Deep Learning Detection on Multi-Antenna Quantize-Forward Relay Channel Based on Maximum Likelihood

This paper investigates a deep learning (DL)-based detection scheme for phase shift keying in half-duplex multiple-input multiple-output (MIMO) quantize-forward (QF) relay channels, where the relay quantizes only the phases of received signals and forwards the phase information to the destination. While the maximum likelihood (ML) detection is theoretically optimal, its high computational complexity poses challenges for its direct application in deep learning contexts. To address this limitation, we propose an approximate ML (AML) detection method that circumvents integral calculations and adopts approximations tailored for high signal-to-noise ratio scenarios, thereby significantly reducing computational complexity.

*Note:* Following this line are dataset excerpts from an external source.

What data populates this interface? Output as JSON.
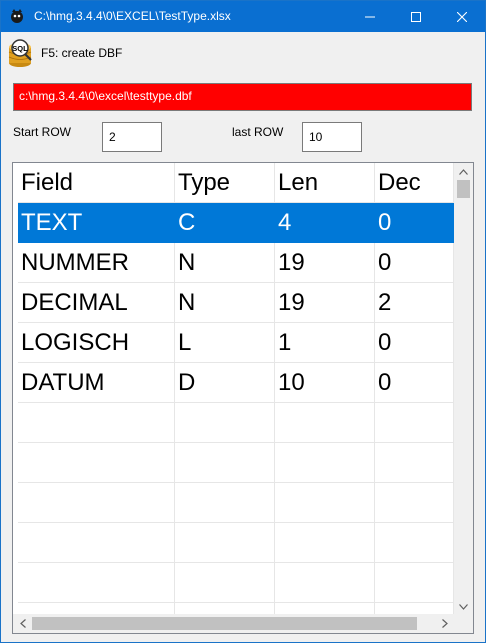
{
  "window": {
    "title": "C:\\hmg.3.4.4\\0\\EXCEL\\TestType.xlsx",
    "title_color": "#0a6fd1"
  },
  "toolbar": {
    "icon": "sql-database-icon",
    "label": "F5: create DBF"
  },
  "path_field": {
    "value": "c:\\hmg.3.4.4\\0\\excel\\testtype.dbf",
    "background": "#ff0000"
  },
  "start_row": {
    "label": "Start ROW",
    "value": "2"
  },
  "last_row": {
    "label": "last ROW",
    "value": "10"
  },
  "grid": {
    "columns": [
      "Field",
      "Type",
      "Len",
      "Dec"
    ],
    "rows": [
      [
        "TEXT",
        "C",
        "4",
        "0"
      ],
      [
        "NUMMER",
        "N",
        "19",
        "0"
      ],
      [
        "DECIMAL",
        "N",
        "19",
        "2"
      ],
      [
        "LOGISCH",
        "L",
        "1",
        "0"
      ],
      [
        "DATUM",
        "D",
        "10",
        "0"
      ]
    ],
    "selected_row": 0,
    "selection_color": "#0078d7",
    "empty_rows": 6
  }
}
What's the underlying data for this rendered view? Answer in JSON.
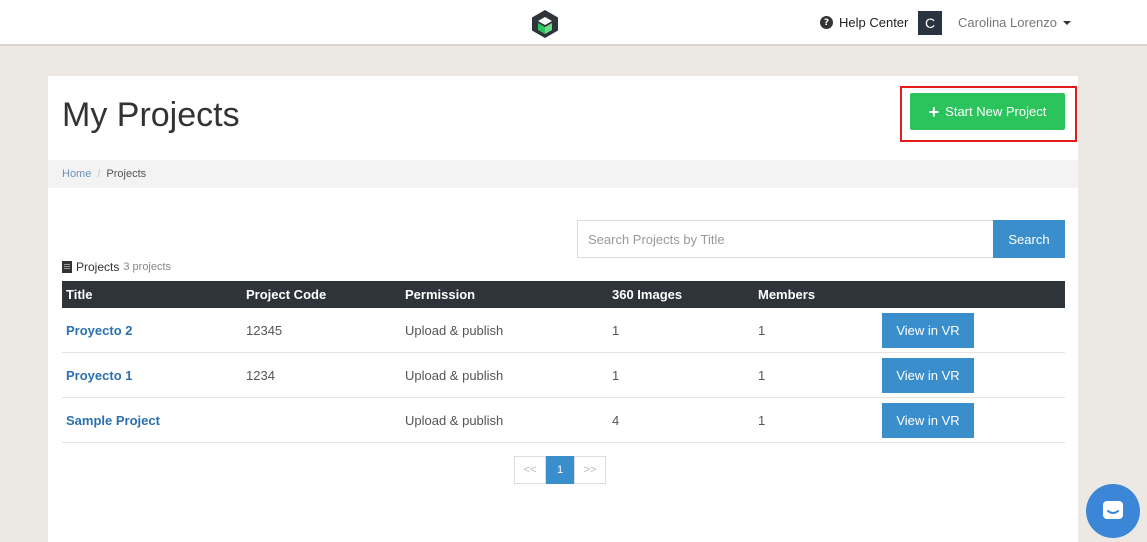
{
  "topnav": {
    "help_label": "Help Center",
    "help_icon": "question-circle-icon",
    "user_initial": "C",
    "user_name": "Carolina Lorenzo"
  },
  "page": {
    "title": "My Projects",
    "new_project_label": "Start New Project"
  },
  "breadcrumb": {
    "home": "Home",
    "separator": "/",
    "current": "Projects"
  },
  "search": {
    "placeholder": "Search Projects by Title",
    "button_label": "Search"
  },
  "projects": {
    "label": "Projects",
    "count": "3 projects",
    "columns": [
      "Title",
      "Project Code",
      "Permission",
      "360 Images",
      "Members",
      ""
    ],
    "rows": [
      {
        "title": "Proyecto 2",
        "code": "12345",
        "permission": "Upload & publish",
        "images": "1",
        "members": "1",
        "action": "View in VR"
      },
      {
        "title": "Proyecto 1",
        "code": "1234",
        "permission": "Upload & publish",
        "images": "1",
        "members": "1",
        "action": "View in VR"
      },
      {
        "title": "Sample Project",
        "code": "",
        "permission": "Upload & publish",
        "images": "4",
        "members": "1",
        "action": "View in VR"
      }
    ]
  },
  "pagination": {
    "prev": "<<",
    "current": "1",
    "next": ">>"
  },
  "colors": {
    "accent_blue": "#3a8ecb",
    "success_green": "#2bc35c",
    "highlight_red": "#e31b1b",
    "table_header": "#2f343a"
  }
}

Additionally, we introduce an effective variable, λ, to mitigate the effects of small quantization bits, enabling the improved AML detection to closely match the performance of the ML detector. This modification allows the adjusted metric to better facilitate the gradient descent method for deep learning. Building on this foundation, we develop an efficient DL detection framework that achieves lower complexity and robust performance, particularly in time-varying fading channels. Furthermore, the proposed AML-λ and DL detection methods in the QF relay channel are applied to the quadrature amplitude modulation case, providing a practical and efficient solution for MIMO relay systems operating under limited memory conditions.